Combining Franklin’s photograph with their own data is what allowed Watson and Crick to make their famous model of DNA. Franklin was left with no credit, and it was not until her death that Crick confessed that her work had been critical to the discovery. On a more positive note, Franklin spent her last years in her science prime. She moved to Birkbeck College where she started working on the tobacco mosaic virus. During these years she completed some of the best, most important work of her life and ended up traveling the world to discuss her work and the structure of viruses. Heartbreakingly, just as she reached the peak in her career, she died of ovarian cancer at age 37, accomplishing more in her short life than many renowned male scientists.
Franklin was left to face countless challenges and discouragements in her lifetime . When working at a lab at King’s College in London, Franklin was expected to work with antiquated equipment in the basement of the building. Being the boss she is, Franklin took charge of her lab with her customary efficiency and directed a graduate student in marked the refinements that the x-ray equipment needed. As if this was not trouble enough, Franklin was expected to stop her work every day and leave the building to get lunch. Because she was a girl, Franklin could not eat in the College cafeteria.
With all of these odds working against her, Franklin was able to make progress in studying DNA. However, her real obstacle was Maurice Wilkins. Wilkins was outraged and learned that his female “assistant” whom he expected to be working for him was actually a formidable scientist. This tension causes the two scientist to work independently. When Franklin died in 1898 of ovarian cancer, likely caused by her constant exposure to radiation, she was no longer eligible for the Nobel peace prize.
The Nobel prize can only be shared amongst three living scientists and when it was won by Watson, Crick and Wilson in 1962, Franklins work was barely mentioned. When “The Double Helix” was written in 1968, Franklin was made out to be a villain and Watson describes her as a “belligerent, emotional woman unable to interpret her own data.”

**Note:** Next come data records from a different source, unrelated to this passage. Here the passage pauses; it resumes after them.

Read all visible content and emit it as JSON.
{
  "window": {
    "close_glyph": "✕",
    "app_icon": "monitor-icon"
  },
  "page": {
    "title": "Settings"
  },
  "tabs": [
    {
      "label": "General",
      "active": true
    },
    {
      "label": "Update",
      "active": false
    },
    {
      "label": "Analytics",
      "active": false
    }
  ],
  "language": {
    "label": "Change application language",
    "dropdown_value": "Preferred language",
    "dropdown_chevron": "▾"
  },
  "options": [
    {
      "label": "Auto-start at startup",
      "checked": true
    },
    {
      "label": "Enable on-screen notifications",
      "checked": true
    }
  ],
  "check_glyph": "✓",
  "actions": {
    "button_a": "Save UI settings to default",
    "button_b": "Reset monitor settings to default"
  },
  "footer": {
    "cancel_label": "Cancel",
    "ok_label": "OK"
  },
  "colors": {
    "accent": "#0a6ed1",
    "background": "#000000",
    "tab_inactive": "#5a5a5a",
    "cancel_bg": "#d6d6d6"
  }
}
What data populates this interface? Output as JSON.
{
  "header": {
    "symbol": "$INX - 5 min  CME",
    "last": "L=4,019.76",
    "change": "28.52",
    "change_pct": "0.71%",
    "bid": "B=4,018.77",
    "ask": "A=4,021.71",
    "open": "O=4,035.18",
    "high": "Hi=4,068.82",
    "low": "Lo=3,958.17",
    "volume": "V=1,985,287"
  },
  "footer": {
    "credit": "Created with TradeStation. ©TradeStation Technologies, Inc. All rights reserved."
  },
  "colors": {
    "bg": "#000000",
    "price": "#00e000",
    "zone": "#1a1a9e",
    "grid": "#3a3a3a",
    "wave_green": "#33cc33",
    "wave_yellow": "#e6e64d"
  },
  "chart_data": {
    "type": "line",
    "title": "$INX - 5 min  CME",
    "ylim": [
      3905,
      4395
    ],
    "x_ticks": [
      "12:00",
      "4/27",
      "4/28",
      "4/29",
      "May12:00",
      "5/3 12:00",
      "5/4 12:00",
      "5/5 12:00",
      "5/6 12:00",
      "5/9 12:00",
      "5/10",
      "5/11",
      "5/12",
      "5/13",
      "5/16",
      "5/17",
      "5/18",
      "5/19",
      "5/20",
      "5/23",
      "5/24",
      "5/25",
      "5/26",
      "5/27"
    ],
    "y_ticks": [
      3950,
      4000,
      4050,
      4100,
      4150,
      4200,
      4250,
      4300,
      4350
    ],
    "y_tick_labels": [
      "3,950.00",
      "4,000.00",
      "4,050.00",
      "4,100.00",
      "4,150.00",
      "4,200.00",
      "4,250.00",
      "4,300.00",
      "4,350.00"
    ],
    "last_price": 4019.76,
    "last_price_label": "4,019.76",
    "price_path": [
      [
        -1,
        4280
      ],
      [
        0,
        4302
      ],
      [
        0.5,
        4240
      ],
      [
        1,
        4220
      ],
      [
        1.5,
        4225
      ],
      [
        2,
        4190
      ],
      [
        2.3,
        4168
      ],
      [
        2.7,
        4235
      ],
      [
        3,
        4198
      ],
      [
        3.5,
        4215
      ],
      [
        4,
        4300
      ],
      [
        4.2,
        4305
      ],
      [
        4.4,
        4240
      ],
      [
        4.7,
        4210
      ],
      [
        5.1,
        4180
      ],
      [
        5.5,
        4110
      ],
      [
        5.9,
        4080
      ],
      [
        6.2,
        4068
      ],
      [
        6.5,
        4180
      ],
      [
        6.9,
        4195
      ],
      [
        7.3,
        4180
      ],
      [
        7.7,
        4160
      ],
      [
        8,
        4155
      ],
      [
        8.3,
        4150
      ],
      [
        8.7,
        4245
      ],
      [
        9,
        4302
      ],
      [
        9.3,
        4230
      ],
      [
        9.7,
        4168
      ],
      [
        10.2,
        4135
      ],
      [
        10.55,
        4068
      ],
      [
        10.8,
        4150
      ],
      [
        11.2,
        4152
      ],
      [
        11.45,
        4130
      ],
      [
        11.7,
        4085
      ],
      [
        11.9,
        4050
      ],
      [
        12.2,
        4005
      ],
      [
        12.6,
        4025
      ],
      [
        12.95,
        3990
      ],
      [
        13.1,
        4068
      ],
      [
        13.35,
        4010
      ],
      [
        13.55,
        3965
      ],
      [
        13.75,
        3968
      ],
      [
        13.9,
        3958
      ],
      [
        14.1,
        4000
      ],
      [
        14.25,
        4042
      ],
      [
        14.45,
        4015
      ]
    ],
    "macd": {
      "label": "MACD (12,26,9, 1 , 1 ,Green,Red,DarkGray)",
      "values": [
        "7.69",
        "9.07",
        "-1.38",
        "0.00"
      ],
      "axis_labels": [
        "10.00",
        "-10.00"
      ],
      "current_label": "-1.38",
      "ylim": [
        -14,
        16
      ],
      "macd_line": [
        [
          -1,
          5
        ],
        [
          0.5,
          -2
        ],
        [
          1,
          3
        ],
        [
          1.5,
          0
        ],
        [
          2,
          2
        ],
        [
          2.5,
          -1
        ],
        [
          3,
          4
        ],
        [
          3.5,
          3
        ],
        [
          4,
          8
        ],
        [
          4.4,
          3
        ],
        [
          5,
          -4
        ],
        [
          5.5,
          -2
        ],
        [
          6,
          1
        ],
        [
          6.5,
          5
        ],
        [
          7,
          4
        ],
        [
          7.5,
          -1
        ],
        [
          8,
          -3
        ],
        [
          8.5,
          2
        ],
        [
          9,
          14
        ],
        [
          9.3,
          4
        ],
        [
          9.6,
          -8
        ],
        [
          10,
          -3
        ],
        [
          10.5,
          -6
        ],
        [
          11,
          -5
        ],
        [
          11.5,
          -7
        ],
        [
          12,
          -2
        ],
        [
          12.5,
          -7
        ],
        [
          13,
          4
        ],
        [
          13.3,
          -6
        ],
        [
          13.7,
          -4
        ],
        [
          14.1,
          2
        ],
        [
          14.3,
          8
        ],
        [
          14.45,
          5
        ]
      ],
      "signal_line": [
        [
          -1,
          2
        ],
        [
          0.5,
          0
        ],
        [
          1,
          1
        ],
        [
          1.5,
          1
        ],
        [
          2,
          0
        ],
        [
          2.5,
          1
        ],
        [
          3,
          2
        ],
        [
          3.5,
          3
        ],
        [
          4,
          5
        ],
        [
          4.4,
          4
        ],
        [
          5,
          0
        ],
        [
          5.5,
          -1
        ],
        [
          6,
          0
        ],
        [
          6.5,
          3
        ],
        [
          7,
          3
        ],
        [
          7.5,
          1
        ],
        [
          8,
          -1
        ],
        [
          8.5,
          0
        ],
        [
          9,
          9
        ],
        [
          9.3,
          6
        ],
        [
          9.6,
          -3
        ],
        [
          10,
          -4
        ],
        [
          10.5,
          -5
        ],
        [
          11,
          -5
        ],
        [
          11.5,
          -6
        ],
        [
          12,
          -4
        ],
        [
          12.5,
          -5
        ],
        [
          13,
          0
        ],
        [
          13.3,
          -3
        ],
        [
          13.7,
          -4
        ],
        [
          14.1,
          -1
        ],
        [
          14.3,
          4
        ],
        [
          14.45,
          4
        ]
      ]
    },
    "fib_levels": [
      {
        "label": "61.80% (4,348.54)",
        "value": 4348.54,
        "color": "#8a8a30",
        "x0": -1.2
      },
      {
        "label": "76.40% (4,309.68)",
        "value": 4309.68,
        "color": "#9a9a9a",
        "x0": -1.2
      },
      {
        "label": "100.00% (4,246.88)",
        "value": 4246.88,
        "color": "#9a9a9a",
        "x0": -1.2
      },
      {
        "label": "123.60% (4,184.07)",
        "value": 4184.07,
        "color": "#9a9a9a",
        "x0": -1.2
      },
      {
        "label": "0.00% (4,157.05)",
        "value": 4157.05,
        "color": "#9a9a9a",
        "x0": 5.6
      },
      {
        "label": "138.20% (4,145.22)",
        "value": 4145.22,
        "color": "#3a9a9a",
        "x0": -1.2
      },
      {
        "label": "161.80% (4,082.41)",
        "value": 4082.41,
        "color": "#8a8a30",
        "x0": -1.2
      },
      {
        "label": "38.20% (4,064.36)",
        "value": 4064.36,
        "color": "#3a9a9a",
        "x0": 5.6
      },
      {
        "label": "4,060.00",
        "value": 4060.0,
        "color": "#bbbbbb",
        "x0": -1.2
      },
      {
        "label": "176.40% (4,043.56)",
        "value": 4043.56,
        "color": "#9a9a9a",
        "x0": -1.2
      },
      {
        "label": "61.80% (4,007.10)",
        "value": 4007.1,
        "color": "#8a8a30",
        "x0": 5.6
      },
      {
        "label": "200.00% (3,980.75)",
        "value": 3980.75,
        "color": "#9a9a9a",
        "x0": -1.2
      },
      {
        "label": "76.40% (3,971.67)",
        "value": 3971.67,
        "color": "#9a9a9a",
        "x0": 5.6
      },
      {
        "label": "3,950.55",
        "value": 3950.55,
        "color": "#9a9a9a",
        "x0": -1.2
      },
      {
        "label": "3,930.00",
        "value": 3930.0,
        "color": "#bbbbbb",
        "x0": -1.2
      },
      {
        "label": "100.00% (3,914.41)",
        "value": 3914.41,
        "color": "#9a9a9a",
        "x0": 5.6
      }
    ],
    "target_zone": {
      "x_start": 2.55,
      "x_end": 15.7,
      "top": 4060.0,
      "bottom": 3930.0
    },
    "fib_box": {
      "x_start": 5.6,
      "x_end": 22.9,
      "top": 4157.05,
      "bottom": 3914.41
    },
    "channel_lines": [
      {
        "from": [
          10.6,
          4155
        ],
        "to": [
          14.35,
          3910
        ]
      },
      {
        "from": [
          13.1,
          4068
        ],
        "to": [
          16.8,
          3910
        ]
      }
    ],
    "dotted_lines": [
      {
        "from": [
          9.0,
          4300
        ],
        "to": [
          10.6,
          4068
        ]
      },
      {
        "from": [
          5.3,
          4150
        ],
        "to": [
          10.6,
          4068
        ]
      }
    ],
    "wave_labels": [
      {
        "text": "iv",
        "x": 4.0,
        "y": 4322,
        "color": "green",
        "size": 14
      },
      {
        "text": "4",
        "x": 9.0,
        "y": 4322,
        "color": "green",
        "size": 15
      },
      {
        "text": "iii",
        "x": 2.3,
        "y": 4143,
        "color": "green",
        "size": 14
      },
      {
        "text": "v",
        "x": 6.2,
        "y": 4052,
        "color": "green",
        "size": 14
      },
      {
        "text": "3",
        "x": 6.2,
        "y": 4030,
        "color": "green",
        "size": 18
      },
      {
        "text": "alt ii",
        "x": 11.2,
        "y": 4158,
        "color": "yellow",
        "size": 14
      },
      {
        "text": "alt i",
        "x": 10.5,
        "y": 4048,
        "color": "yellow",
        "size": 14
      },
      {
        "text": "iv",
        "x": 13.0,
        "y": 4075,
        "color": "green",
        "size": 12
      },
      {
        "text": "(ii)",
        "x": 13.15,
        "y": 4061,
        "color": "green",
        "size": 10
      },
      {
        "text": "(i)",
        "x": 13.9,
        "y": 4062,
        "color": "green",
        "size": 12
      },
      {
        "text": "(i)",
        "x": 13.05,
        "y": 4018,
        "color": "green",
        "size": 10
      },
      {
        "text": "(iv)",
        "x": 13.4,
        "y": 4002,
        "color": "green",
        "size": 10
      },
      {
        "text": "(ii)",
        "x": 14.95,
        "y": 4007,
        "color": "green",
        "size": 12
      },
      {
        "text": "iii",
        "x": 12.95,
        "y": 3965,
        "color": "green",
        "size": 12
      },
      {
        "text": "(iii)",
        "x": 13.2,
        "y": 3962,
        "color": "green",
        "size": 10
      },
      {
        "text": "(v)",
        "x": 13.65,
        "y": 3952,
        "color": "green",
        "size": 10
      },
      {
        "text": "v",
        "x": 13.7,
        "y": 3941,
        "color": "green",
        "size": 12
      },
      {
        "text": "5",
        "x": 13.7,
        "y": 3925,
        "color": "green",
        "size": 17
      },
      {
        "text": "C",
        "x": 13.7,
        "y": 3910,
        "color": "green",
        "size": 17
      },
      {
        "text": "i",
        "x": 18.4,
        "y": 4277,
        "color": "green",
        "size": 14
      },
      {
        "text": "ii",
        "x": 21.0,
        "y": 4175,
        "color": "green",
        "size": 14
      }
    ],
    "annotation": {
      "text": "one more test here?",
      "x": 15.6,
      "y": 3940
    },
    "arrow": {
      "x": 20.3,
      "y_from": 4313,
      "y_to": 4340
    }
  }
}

Franklin’s research and presence has only been acknowledged in the past decade. Now, there “are many new facilities, scholarships and research grants especially those for women, being named in her honor.” Franklin was a role model. Her father wanted to be a scientist but World War One cut short his education. Franklin always wanted to be a scientist. She faced it all. Her own father discouraged her because he thought it was unfit that a girl should be in such a field.
Franklin took one of the first steps so that so many women could pursue their dreams in science. I have always wanted to be a scientist and have even faced challenges myself because I am a female. Rosalind Franklin is a role model for me and if I can turn out to be a fraction of the scientist she was, I will be happy.